By Research Desk
about 5 years ago


By Ruma Dubey

Naturally, no one expected the Offer for Sale (OFS) of Rural Electrification Corporation (REC) to turn out into such an overwhelming success.

For the past couple of years, it has been seen that PSU offers go abegging; even when stocks are issued to retail investors at a discount, there are no takers and it is LIC which always comes to the rescue. The same story was expected this time too but REC too everyone by surprise.  The Rs.1500-crore issue was oversubscribed some 5.5 times. Apart from the overwhelming response from institutional investors, retail investors who till now were mute observers on the sidelines, put in bids over 9 times the portion reserved for them.

This overwhelming response left everyone bewildered. What had changed suddenly? Even previously, retail investors were almost always offered the same 5% discount over issue price. So it was most certainly not the lure of the discount. And institutional investors too – they did not get any discount, yet their portion too was oversubscribed.

The only explanation is the success of Coal India. That OFS was on 30th Jan and retail investors then were not as eager – their portion was undersubscribed. And institutional investor portion was oversubscribed 1.1 times. The floor price was Rs.358/share which was then at a discount of 4.5% to the ruling price. And since then, the stock price has consistently been over the issue price, over Rs.380. In fact today it is at Rs.385. Thus the gains which institutional investors made on Coal India in a short term lured the investors in droves towards REC this time around.
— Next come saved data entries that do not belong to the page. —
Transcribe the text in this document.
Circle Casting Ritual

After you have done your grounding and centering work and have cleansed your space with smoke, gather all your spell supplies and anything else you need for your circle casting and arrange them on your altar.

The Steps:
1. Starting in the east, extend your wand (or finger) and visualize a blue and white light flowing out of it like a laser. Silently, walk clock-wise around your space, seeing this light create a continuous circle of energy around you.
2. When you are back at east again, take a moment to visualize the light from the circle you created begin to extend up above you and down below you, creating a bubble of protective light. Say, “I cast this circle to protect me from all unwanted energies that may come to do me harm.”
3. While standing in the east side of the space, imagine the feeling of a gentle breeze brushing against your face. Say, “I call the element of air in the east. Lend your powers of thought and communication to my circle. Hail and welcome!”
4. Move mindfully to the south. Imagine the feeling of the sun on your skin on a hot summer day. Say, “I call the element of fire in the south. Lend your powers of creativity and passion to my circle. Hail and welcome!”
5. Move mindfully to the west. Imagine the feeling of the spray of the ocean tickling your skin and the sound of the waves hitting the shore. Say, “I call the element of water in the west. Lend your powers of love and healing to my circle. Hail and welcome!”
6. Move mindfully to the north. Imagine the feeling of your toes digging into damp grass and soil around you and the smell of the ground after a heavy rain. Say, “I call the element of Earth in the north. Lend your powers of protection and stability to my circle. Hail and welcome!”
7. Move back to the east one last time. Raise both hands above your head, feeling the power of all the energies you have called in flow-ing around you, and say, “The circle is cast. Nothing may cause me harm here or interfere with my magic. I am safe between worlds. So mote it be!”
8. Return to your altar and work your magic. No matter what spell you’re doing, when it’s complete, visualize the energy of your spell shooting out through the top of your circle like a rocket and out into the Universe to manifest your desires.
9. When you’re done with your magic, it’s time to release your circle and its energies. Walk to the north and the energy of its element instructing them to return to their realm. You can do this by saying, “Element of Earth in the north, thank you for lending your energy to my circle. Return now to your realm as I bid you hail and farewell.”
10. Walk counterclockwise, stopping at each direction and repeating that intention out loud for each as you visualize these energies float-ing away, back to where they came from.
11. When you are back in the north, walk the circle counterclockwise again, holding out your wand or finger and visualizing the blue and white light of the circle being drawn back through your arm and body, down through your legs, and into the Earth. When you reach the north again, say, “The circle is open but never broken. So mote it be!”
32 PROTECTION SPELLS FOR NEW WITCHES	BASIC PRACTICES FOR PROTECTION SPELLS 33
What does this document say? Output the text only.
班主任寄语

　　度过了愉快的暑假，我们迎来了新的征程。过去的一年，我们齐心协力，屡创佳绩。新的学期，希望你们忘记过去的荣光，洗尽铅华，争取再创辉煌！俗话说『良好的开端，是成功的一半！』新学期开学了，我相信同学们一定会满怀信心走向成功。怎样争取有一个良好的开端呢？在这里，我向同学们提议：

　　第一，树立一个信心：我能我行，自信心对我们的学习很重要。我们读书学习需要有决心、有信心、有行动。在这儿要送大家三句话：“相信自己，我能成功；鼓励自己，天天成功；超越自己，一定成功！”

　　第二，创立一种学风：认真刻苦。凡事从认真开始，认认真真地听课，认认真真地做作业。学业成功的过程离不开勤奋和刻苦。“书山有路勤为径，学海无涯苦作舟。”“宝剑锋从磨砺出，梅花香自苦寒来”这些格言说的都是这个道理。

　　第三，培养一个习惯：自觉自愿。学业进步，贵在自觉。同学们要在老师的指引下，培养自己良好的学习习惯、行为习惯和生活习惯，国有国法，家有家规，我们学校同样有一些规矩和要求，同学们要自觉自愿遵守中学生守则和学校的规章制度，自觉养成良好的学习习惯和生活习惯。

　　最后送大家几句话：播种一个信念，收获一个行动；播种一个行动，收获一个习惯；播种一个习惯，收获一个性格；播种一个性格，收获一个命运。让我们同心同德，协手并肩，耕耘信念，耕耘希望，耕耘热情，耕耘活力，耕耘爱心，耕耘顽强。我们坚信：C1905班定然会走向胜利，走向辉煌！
Another reason – retail investors, on a majority follow a herd mentality, they do what anyone else who is successful does. So this time in REC, apart from nursing the grouse of having missed the bus in Coal India, they saw that institutional investors had lapped up their portion and more within the first hour of the OFS opening. Obviously, they felt that it could be a repeat of Coal India story and decided to follow them. It is this huge ‘blind’ following which led to massive retail participation.

But then the big question – why did institutional investors buy? Simply because it was priced attractively. Earlier too PSU issues are priced at a discount but now the chances of making gains are much higher due to the underlying market sentiments. Ultimately, it is all about pricing it right and when we say pricing it right, we mean leaving enough gains on the table for the investor to enjoy. What is the point of investing in an IPO which is either fully priced or is priced way ahead of its fundamentals?

The success of REC comes as a major encouragement to the Govt’s divestment plan. It has targeted Rs.41,000 crore from PSU stake sale in this fiscal. The Govt would like to strike the iron when it’s hot and we might soon see the OFS of PFC hit the floors. Others lined up this fiscal are – Dredging Corp Of India, Indian Oil, Bharat Heavy Electricals, National Aluminium, NMDC, MOIL, NHPC and Oil & Natural Gas Corp (ONGC).  Others also lined up are Neyveli Lignite, SJVN, Hindustan Copper, MMTC and India Tourism Development Corp. Let’s see if they all turn out to be “RECs”!